Probing the Na+/Li+-ions Insertion Mechanism in an Aqueous Mixed-Ion Rechargeable Batteries with NASICON-NaTi2(PO4)3 Anode and Olivine-LiFePO4 Cathode

Abstract

Aqueous rechargeable mixed-ion batteries (ARMBs), where two types of ions shuttle between the cathode and anode, are an important alternative to conventional non-aqueous electrolyte-based rechargeable batteries. Herein, we present fundamental insights into the function of an ARMB comprising of NASICON-based sodium titanium phosphate (NaTi2(PO4)3/NTP) and olivine-based lithium iron phosphate (LiFePO4/LFP) employed as the anode and cathode respectively in combination with mixed-ion electrolytes, x-M Li2SO4: y-M Na2SO4 (x+y=1). Electrochemical and ex situ structural studies interestingly reveal a preferential Na+-ion insertion into NTP, despite the presence of two different cations in the electrolyte.

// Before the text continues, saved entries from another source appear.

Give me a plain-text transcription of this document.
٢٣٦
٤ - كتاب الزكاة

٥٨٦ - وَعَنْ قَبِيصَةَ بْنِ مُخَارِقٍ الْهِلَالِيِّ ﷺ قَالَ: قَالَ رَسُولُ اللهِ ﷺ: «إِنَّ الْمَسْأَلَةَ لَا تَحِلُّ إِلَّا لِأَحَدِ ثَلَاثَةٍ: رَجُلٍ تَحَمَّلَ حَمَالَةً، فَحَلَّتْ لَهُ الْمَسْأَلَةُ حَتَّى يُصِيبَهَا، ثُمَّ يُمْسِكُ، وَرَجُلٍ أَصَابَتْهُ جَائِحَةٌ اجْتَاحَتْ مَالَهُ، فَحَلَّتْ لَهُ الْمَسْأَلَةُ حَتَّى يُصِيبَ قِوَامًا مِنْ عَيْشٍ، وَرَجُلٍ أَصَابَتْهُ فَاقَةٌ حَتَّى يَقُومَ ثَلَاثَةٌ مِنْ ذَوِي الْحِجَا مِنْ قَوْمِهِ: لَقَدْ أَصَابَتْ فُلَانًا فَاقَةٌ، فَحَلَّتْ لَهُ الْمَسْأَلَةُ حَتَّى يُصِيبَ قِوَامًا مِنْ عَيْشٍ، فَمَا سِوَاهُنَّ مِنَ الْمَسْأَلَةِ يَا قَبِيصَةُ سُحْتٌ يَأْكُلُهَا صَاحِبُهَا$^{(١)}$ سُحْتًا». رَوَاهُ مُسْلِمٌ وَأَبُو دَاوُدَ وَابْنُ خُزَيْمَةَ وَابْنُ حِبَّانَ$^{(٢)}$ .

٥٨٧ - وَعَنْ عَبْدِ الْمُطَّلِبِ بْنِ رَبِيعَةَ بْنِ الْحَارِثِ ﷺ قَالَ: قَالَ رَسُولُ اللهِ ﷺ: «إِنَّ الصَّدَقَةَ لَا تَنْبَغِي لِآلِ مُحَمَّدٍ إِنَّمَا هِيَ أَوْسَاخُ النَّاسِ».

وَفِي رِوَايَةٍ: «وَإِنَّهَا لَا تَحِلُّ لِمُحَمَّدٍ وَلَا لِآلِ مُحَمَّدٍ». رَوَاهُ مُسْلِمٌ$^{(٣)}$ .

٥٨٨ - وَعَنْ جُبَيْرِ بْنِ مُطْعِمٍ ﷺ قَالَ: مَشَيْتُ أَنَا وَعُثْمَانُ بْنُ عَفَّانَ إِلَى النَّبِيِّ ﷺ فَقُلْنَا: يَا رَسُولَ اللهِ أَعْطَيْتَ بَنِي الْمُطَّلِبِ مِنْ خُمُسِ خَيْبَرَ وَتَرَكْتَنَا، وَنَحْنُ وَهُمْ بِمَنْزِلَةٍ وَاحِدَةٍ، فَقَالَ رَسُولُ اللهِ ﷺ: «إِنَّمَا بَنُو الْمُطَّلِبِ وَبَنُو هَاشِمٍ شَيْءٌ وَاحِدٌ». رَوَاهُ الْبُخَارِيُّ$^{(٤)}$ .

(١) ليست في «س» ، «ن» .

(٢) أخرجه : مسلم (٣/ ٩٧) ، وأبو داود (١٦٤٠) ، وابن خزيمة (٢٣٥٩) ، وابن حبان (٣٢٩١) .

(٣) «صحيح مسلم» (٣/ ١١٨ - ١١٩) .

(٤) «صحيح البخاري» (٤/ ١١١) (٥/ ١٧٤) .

This is strongly supported by molecular dynamics simulations, which show a 1–2 orders higher diffusion coefficient for Na+-ion than Li+-ion in NTP. In contrast, co-insertion of Li+ and Na+-ions into LFP takes place when cycled in mixed-ion electrolytes. We also show that batteries with mixed-ion electrolytes perform better than electrolytes with individual cations.